Although L’Aigle was officially the first vessel through the canal, HMS Newport, captained by George Nares, passed through it first. On the night before the canal was due to open, Captain Nares navigated his vessel, in total darkness and without lights, through the mass of waiting ships until it was in front of L’Aigle. When dawn broke, the French were horrified to find that the Royal Navy was first in line and that it would be impossible to pass them. Nares received both an official reprimand and an unofficial vote of thanks from the Admiralty for his actions in promoting British interests and for demonstrating such superb seamanship.
- In the days of Abdul Nasser to come, this revolt was looked back upon as a “glorious struggle”, the “first instance of Egyptian anti-colonial nationalism” https://en.wikipedia.org/wiki/%27Urabi_revolt
- Thus, British military presence began with an anti-colonial uprising and ended with an anti-colonial uprising.
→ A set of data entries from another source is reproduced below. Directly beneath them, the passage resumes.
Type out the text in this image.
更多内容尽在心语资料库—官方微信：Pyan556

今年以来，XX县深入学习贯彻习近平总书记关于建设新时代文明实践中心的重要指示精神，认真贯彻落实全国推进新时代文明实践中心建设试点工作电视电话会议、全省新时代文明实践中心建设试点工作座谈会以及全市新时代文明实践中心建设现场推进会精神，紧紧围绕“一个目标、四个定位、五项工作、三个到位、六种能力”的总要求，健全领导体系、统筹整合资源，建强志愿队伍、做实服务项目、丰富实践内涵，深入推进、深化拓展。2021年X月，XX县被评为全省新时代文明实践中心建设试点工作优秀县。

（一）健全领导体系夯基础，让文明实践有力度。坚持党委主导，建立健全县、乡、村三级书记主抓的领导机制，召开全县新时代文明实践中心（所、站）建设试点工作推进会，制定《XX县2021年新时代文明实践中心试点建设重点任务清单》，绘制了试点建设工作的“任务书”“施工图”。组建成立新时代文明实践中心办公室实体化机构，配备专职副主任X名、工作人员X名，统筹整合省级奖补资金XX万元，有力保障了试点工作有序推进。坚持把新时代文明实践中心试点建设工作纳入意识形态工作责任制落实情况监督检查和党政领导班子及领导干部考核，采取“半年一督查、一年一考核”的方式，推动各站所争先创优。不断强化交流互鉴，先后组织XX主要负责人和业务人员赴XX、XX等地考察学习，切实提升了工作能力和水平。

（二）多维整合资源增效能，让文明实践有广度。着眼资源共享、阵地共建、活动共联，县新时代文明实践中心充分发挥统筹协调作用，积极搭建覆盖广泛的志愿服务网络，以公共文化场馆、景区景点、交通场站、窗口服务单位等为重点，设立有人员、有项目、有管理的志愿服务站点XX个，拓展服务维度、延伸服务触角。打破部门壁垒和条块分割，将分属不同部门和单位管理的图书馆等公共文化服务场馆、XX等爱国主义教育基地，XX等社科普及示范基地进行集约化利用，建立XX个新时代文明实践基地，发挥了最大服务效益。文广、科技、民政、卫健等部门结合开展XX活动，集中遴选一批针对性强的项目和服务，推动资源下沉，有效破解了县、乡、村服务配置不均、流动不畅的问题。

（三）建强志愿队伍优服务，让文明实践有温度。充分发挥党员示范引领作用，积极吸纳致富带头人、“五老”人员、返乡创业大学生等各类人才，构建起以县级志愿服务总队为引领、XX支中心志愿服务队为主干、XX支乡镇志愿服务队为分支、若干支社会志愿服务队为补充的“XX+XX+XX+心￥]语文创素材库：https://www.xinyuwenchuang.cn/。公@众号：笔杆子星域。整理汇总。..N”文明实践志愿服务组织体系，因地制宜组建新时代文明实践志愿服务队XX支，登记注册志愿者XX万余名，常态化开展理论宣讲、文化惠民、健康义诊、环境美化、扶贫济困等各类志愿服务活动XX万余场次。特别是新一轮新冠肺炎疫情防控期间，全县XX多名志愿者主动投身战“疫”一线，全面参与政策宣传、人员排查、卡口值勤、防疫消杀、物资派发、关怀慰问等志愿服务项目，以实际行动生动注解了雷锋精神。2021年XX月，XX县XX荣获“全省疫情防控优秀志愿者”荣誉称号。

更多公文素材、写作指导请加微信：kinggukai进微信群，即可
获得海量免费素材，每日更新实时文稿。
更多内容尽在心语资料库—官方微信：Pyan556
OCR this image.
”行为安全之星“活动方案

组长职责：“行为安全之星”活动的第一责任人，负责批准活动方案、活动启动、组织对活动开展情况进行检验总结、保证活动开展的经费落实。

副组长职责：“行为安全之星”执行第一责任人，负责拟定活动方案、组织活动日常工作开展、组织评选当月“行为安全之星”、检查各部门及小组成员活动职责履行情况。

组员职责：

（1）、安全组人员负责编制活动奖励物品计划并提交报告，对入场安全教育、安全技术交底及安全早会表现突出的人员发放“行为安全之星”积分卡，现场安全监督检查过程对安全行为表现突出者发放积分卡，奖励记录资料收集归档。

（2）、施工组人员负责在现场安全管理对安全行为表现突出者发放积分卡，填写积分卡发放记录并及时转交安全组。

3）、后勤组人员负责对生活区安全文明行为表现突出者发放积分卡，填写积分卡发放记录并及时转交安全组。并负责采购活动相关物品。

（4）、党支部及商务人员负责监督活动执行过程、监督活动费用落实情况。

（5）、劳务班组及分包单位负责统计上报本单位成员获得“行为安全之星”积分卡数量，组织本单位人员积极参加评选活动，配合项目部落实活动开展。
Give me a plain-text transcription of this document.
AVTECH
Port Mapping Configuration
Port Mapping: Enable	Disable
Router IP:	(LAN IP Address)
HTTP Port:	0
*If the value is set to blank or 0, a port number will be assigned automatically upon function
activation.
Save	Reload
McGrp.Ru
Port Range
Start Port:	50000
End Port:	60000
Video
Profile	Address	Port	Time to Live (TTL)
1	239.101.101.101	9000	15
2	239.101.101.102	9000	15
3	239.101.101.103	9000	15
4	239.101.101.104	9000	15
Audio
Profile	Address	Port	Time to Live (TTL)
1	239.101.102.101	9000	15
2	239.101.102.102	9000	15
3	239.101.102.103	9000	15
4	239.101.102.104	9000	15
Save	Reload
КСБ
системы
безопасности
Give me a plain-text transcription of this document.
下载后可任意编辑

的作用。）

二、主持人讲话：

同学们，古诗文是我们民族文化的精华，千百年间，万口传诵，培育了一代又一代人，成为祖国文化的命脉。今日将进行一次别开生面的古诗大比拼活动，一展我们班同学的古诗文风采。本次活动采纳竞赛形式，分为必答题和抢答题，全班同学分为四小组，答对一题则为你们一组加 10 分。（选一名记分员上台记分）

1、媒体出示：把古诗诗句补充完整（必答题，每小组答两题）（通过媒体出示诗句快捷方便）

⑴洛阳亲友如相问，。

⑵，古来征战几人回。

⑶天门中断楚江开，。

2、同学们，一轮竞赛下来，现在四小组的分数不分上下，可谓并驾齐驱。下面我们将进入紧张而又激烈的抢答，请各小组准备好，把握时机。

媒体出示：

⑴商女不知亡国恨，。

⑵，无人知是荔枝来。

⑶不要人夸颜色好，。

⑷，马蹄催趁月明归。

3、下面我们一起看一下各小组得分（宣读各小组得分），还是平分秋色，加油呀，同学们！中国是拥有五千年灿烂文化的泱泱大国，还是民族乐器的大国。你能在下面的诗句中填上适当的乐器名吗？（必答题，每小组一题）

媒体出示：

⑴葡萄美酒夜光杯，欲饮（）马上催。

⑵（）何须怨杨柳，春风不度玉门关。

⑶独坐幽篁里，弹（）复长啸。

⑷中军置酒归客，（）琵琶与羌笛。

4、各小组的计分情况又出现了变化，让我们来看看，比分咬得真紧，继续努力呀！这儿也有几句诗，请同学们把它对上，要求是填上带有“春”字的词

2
- It seems that the Suez canal may be viewed as a blessing and a curse, a blessing to the world, and a blessing and a curse to Egypt. It brought crushing debt to Egypt, and then for three-quarters century a foreign military presence, and yes, a steady stream of income. Perhaps this mixed consideration is one reason why it, although a supremely important engineering success, is not featured on any of its banknotes.